Le stranezze non si fermano qui: tra le carte si ricorda la "presenza dell’impronta di Ugo Manca su una piastrella del bagno" (della casa di Attilio ndr) che "riferiva di averla lasciata a metà dicembre 2003, allorché fu ospitato una notte dal cugino Attilio in previsione di un intervento chirurgico che gli venne praticato proprio da quest’ultimo all’ospedale 'Belcolle' di Viterbo.
Sul punto va evidenziato un dato singolare. L'appartamento, dopo la permanenza di Ugo Manca, fu frequentato dai genitori di Attilio, ospiti del figlio nei giorni di Natale 2003, e da diversi amici del medico, che trascorsero la serata a casa sua il 6 febbraio 2004, quindi meno di una settimana prima della sua morte. Eppure nessuna delle loro impronte veniva rilevata dalla polizia scientifica".


L'omicidio che non si può più nascondere

Perché tanto accanimento contro i familiari di Attilio? Avrebbero ricevuto lo stesso trattamento se si fossero arresi sin da subito e avessero accettato supinamente la versione della procura di Viterbo?

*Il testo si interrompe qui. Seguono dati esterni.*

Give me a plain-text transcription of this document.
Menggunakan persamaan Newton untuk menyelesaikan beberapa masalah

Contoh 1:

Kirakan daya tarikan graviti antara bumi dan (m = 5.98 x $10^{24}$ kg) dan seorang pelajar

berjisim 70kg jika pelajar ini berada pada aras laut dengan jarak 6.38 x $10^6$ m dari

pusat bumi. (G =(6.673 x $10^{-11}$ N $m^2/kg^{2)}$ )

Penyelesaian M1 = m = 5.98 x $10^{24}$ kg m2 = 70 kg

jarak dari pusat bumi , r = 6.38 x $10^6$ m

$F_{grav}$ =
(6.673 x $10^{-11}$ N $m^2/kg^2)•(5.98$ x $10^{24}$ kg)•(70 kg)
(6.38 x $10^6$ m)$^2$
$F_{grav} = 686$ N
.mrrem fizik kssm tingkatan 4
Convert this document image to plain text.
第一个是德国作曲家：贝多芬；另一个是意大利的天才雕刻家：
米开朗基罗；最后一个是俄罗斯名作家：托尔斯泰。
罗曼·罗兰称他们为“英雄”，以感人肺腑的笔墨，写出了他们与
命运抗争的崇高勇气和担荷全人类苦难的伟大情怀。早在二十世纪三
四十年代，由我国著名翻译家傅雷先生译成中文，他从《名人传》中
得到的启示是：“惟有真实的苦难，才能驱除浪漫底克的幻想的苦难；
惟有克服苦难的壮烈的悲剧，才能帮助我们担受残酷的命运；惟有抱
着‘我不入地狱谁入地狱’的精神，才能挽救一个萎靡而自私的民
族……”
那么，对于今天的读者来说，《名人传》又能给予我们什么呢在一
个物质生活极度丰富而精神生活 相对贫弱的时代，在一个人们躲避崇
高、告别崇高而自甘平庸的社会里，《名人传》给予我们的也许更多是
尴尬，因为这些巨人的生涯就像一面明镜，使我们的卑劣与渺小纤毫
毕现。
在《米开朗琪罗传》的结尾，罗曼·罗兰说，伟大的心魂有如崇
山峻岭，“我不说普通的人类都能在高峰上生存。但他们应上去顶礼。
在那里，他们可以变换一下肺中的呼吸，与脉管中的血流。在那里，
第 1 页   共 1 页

Certamente no.
Sono vivi ancora i ricordi di quando si creò il vuoto appena si iniziò a parlare di Provenzano; ci sono molte voci che accreditano questa versione.
Sul punto basta ricordare l'intercettazione ambientale del 13 gennaio 2007 (confluita nell’operazione antimafia di Messina denominata "Vivaio"), in cui Vincenza Bisognano, sorella del boss barcellonese Carmelo Bisognano (oggi collaboratore di giustizia), mentre si trova in auto assieme al suo convivente Sebastiano Genovese e a una coppia di amici.
I quattro iniziarono a parlare della vicenda di Attilio Manca, collegandola alla presenza di Provenzano a Barcellona Pozzo di Gotto finché uno degli uomini in macchina, Massimo Biondo, affermò con estrema certezza che il capo di Cosa Nostra si nascose per un periodo proprio nella cittadina messinese e, riferendosi ad Attilio Manca, aggiunse: "Però sinceramente, stu figghiolu era a Roma a cu ci avia a dari fastidio? (questo ragazzo era a Roma, a chi doveva dare fastidio?)". A quel punto, Vincenza Bisognano rispose: "Perché l’aveva riconosciuto". Questo è solo uno dei tanti elementi di prova che rafforzano la pista mafiosa e non solo.
Ma quanto è costato alla famiglia di Attilio Manca denunciare la verità? E chi non vuole che venga alla luce?
Con rammarico dobbiamo constatare che lo Stato si è mosso colpevolmente in ritardo; e intanto i veleni hanno agito indisturbati.